But a question to my own heart decided me. Not my sermon, but the secret disinclination I always felt to enter this special family, was what in reality held me back; and this was a reason which, as you will have seen from the words I have already written, I could not countenance. I accordingly signified to the messenger that I would be with Mr. Pollard in a few moments, and putting away my papers, prepared to leave the room.
There, is a saying in the Bible to the effect that no man liveth to himself, nor dieth to himself. If in the course of this narrative I seem to show little consideration for the secrets of others, let this be at once my explanation and excuse: That only in the cause of truth do I speak at all; and that in holding up before you the follies and wrong-doings of persons you know, I subject them to no heavier penalty than that which I have incurred through my own sin. I shall therefore neither gloss over nor suppress any fact bearing upon a full explanation of my fate; and when I say I hesitated to go to Mr. Pollard because of my inherent dislike to enter his house, I will proceed to give as my reason for this dislike, my unconquerable distrust of his wife, who, if a fine-looking and capable woman, is certainly one to be feared by every candid and truth-loving nature.
But, as I said before, I did not yield to the impulse I had within me to stay; and, merely stopping to cast a parting glance about my room--why, I do not know, for I could have had no premonition of the fact that I was bidding good-by to the old life of hope and peace forever--I hastened after the messenger whom I had sent on before me to Mr. Pollard's home.
Small occurrences sometimes make great impressions on the mind. As I was turning the corner at Halsey Street, the idiot boy Colwell came rushing by, and almost fell into my arms. I started back, shuddering, as if some calamity had befallen me. An invincible repugnance to any thing deformed or half-witted has always been one of my weaknesses, and for him to have touched me--I hate myself as I write it, but I cannot think of it now without a chill in my veins and an almost unbearable feeling of physical contamination. Yet as I would be as just to myself as I hope to be to others, I did not let this incident pass, without a struggle to conquer my lower nature. Standing still, I called the boy back, and deliberately, and with a reverential thought of the Christ, I laid my hand on his arm, and, stooping, kissed him. It cost me much, but I could never have passed that corner without doing it; nor were I to live years on this earth, instead of a few short days, should I ever let another week go by without forcing my body into some such contact with what nature has afflicted and man contemned.
The pallor which I therefore undoubtedly showed upon entering Mr. Pollard's room was owing to the memory of this incident rather than to any effect which the sight of the dying man had upon me.
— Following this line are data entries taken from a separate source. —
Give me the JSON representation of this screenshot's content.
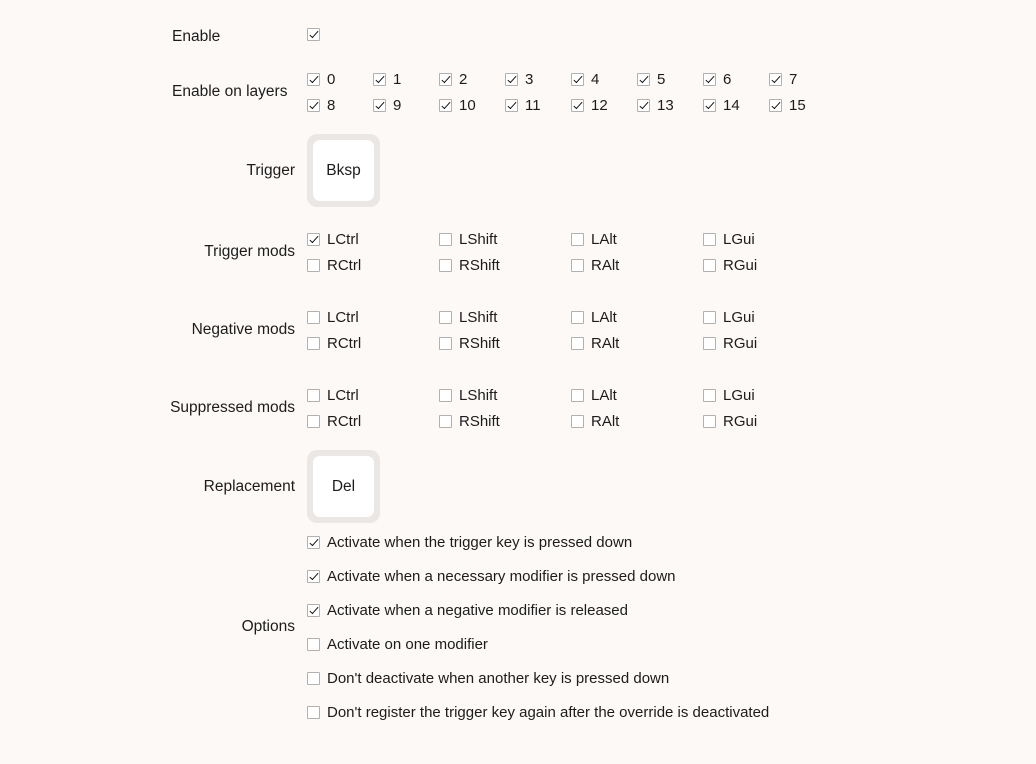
{
  "form": {
    "enable": {
      "label": "Enable",
      "checked": true
    },
    "enable_on_layers": {
      "label": "Enable on layers",
      "layers": [
        {
          "label": "0",
          "checked": true
        },
        {
          "label": "1",
          "checked": true
        },
        {
          "label": "2",
          "checked": true
        },
        {
          "label": "3",
          "checked": true
        },
        {
          "label": "4",
          "checked": true
        },
        {
          "label": "5",
          "checked": true
        },
        {
          "label": "6",
          "checked": true
        },
        {
          "label": "7",
          "checked": true
        },
        {
          "label": "8",
          "checked": true
        },
        {
          "label": "9",
          "checked": true
        },
        {
          "label": "10",
          "checked": true
        },
        {
          "label": "11",
          "checked": true
        },
        {
          "label": "12",
          "checked": true
        },
        {
          "label": "13",
          "checked": true
        },
        {
          "label": "14",
          "checked": true
        },
        {
          "label": "15",
          "checked": true
        }
      ]
    },
    "trigger": {
      "label": "Trigger",
      "key": "Bksp"
    },
    "trigger_mods": {
      "label": "Trigger mods",
      "mods": [
        {
          "label": "LCtrl",
          "checked": true
        },
        {
          "label": "LShift",
          "checked": false
        },
        {
          "label": "LAlt",
          "checked": false
        },
        {
          "label": "LGui",
          "checked": false
        },
        {
          "label": "RCtrl",
          "checked": false
        },
        {
          "label": "RShift",
          "checked": false
        },
        {
          "label": "RAlt",
          "checked": false
        },
        {
          "label": "RGui",
          "checked": false
        }
      ]
    },
    "negative_mods": {
      "label": "Negative mods",
      "mods": [
        {
          "label": "LCtrl",
          "checked": false
        },
        {
          "label": "LShift",
          "checked": false
        },
        {
          "label": "LAlt",
          "checked": false
        },
        {
          "label": "LGui",
          "checked": false
        },
        {
          "label": "RCtrl",
          "checked": false
        },
        {
          "label": "RShift",
          "checked": false
        },
        {
          "label": "RAlt",
          "checked": false
        },
        {
          "label": "RGui",
          "checked": false
        }
      ]
    },
    "suppressed_mods": {
      "label": "Suppressed mods",
      "mods": [
        {
          "label": "LCtrl",
          "checked": false
        },
        {
          "label": "LShift",
          "checked": false
        },
        {
          "label": "LAlt",
          "checked": false
        },
        {
          "label": "LGui",
          "checked": false
        },
        {
          "label": "RCtrl",
          "checked": false
        },
        {
          "label": "RShift",
          "checked": false
        },
        {
          "label": "RAlt",
          "checked": false
        },
        {
          "label": "RGui",
          "checked": false
        }
      ]
    },
    "replacement": {
      "label": "Replacement",
      "key": "Del"
    },
    "options": {
      "label": "Options",
      "items": [
        {
          "label": "Activate when the trigger key is pressed down",
          "checked": true
        },
        {
          "label": "Activate when a necessary modifier is pressed down",
          "checked": true
        },
        {
          "label": "Activate when a negative modifier is released",
          "checked": true
        },
        {
          "label": "Activate on one modifier",
          "checked": false
        },
        {
          "label": "Don't deactivate when another key is pressed down",
          "checked": false
        },
        {
          "label": "Don't register the trigger key again after the override is deactivated",
          "checked": false
        }
      ]
    }
  },
  "colors": {
    "background": "#FCF9F6",
    "key_outer": "#EAE7E4",
    "key_inner": "#FFFFFF",
    "checkbox_border": "#B3B0AD",
    "text": "#1C1C1C"
  }
}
But before I had been many minutes in the room, I found my pulse thrilling with new excitement and my manhood roused to repel a fresh influence more dangerous, if less repulsive, than the last.
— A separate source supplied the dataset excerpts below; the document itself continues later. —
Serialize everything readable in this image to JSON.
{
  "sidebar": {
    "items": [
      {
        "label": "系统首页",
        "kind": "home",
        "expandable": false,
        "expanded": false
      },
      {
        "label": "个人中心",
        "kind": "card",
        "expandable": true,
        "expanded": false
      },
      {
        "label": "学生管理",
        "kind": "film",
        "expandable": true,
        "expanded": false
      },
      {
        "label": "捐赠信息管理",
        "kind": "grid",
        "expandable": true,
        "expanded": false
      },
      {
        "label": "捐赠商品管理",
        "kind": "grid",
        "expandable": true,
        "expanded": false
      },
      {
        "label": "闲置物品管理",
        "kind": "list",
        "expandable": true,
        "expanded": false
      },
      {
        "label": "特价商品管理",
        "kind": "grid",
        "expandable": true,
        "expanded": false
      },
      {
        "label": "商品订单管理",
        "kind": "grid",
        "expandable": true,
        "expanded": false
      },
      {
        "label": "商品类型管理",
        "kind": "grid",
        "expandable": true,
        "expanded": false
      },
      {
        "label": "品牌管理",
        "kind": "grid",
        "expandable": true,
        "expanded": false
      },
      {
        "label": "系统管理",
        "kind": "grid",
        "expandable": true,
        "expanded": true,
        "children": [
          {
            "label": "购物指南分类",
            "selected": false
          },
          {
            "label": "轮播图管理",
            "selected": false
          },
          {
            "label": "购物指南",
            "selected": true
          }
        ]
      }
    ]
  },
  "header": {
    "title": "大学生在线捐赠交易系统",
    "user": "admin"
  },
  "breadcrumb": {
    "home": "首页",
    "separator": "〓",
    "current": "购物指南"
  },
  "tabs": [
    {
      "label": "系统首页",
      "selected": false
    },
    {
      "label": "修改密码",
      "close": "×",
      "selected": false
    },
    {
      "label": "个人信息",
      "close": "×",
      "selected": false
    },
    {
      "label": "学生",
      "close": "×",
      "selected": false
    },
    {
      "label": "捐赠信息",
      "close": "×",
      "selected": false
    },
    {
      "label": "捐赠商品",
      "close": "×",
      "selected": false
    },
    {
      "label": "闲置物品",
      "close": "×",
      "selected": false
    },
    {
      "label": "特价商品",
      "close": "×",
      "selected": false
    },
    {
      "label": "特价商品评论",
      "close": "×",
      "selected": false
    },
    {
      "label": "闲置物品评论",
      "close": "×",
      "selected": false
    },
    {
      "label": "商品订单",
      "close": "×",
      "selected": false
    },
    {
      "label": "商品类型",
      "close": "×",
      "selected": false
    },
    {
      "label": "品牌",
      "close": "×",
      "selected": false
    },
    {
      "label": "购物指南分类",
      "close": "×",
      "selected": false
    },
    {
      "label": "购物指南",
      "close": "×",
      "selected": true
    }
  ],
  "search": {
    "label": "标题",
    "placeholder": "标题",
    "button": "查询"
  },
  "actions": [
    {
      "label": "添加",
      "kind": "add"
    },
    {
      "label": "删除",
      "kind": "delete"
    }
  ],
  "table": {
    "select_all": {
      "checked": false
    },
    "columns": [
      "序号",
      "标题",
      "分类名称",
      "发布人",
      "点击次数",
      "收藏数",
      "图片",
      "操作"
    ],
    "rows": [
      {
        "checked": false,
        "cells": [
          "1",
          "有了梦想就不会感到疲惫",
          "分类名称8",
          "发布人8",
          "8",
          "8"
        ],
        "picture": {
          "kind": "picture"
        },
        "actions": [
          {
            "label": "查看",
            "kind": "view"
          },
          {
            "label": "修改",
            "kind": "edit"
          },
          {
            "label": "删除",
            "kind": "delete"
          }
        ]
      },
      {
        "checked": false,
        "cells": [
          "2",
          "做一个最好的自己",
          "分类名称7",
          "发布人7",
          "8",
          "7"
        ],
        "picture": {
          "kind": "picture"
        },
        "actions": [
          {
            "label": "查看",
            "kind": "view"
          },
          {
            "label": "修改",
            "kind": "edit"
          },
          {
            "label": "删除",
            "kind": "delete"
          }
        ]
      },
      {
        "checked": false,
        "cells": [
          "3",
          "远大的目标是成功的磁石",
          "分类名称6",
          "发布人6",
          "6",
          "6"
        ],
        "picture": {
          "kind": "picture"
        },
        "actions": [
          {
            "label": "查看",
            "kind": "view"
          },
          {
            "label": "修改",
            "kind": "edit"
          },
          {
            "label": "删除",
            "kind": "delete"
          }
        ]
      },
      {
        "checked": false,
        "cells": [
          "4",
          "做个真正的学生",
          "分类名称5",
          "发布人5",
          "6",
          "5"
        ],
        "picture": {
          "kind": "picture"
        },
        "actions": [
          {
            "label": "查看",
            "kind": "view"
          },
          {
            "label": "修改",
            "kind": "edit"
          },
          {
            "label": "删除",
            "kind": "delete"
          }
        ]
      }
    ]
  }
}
Let me see if I can make it plain to you. Mr. Pollard, whom we have all known as an excellent but somewhat weak man, lay with his face turned towards the room, and his gaze fixed with what I felt to be more than the common anxiety of the dying upon mine. At his side sat his wife, cold, formidable, alert, her hand on his hand, her eye on his eye, and all her icy and implacable will set, as I could plainly see, between him and any comfort or encouragement I might endeavor to impart. She even allowed her large and commanding figure to usurp the place usually accorded me on such occasions, and when, after a futile effort or so on my part to break down the barrier of restraint that such a presence necessarily imposed, I arose from my seat at the foot of the bed, and, approaching closer, would have leaned over her husband, she put out her other hand and imperatively waved me aside, remarking:
"The doctor says he must have air."
There are some persons whose looks and words are strangely controlling. Mrs. Pollard is one of these, and I naturally drew back. But a glance at Mr. Pollard's face made me question if I was doing right in this. Such disappointment, such despair even, I had seldom seen expressed in a look; and convinced that he had something of real purport to say to me, I turned towards his wife, and resolutely remarked:
"The dying frequently have communications to make to which only their pastor's ear is welcome. Will you excuse me, then, if I request a moment's solitude with Mr. Pollard, that I may find out if his soul is at rest before I raise my prayers in its behalf?"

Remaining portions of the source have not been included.